Additionally, although In re Merrill Lynch does not involve a non-signatory opposed to a stay of
litigation, the Texas Supreme Court explained that its opinion in In re Kellogg Brown & Root
illustrates “one of many circumstances in which litigation must be abated to ensure that an
issue two parties have agreed to arbitrate is not decided instead in collateral litigation.” In re
Merrill Lynch, 235 S.W.3d at 196 (citing In re Kellogg Brown & Root, Inc., 166 S.W.3d 732 (Tex.
2005)). As in the instant case, In re Kellogg Brown & Root involved application of a stay of
litigation against a non-signatory plaintiff. 166 S.W.3d at 736.
Our focus concerns the preservation of meaningful arbitration, not the potential harm to the
interests of a nonsignatory. See Waste Mgmt., Inc., 372 F.3d at 343; In re Merrill Lynch, 235 S.
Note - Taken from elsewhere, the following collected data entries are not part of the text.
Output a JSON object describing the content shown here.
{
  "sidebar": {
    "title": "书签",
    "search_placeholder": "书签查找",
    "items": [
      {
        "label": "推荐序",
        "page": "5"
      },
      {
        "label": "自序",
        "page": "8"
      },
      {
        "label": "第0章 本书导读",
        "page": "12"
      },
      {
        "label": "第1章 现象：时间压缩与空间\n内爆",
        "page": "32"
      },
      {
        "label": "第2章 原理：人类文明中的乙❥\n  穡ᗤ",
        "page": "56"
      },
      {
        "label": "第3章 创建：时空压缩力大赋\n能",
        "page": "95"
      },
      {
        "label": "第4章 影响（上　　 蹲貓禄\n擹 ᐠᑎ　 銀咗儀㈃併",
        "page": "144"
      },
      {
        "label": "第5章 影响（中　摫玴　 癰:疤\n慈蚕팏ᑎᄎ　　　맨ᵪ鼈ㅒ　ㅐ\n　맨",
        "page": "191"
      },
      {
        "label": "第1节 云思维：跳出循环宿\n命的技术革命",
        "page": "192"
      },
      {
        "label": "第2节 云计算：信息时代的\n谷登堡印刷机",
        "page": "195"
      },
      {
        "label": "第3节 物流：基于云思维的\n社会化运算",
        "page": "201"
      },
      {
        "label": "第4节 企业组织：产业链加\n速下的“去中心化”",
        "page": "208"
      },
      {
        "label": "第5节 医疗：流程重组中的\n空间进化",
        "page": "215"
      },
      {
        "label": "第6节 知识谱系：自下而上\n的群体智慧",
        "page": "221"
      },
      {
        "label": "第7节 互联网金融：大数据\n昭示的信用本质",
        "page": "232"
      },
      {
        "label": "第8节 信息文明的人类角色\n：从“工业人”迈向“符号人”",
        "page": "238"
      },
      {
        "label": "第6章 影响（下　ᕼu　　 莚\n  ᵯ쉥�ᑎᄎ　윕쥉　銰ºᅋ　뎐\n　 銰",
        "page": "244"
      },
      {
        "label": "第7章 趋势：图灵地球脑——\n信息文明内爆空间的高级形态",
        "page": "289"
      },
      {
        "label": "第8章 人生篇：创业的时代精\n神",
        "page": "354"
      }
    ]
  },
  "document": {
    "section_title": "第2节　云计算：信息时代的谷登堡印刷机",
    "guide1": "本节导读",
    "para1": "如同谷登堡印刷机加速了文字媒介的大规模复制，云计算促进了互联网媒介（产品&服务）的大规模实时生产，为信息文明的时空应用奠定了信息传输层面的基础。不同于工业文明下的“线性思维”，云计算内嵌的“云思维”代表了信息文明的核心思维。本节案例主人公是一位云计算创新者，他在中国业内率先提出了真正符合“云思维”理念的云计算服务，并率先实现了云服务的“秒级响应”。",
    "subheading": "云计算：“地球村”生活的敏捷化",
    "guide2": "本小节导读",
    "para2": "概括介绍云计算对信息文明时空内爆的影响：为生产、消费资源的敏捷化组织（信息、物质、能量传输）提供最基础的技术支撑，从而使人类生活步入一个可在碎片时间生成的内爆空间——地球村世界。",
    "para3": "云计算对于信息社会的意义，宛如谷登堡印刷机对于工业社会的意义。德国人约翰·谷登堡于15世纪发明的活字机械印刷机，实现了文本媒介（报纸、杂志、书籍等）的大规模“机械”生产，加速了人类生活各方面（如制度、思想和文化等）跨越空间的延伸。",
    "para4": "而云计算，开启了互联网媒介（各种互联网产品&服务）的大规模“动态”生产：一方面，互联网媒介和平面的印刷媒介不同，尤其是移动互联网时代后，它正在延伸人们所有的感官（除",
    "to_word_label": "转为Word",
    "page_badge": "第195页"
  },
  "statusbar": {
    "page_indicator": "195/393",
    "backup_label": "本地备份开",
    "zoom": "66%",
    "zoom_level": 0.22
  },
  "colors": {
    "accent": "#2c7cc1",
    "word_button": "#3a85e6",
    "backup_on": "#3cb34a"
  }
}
W.3d at 195–96; In re Kellogg Brown & Root, Inc., 166 S.W.3d at 736; Zuffa, 262 S.W.3d at
450. Because Ferris’s litigation could jeopardize the integrity of the parallel arbitration, we hold
that the trial court abused its discretion in denying the Devon defendants’ motion to stay the
litigation. Moreover, because allowing the litigation to proceed will critically impact the Devon
defendants’ arbitration with Ellison, the Devon defendants do not have an adequate remedy by
appeal. See In re Merrill Lynch, 235 S.W.3d at 195 (“Without such a stay, arbitration would no
longer be the ‘rapid, inexpensive alternative to traditional litigation’ it was intended to be . . . .”).
We conditionally grant the petition for writ of mandamus, direct the trial court to vacate its order
denying the Devon defendants’ motion to stay, and direct the trial court to enter an order
staying Ferris’s litigation pending the outcome of the Devon defendants’ arbitration with Ellison.
The writ will issue only if the trial court fails to comply. All pending motions are overruled as
Panel consists of Justices Jennings, Keyes, and Higley.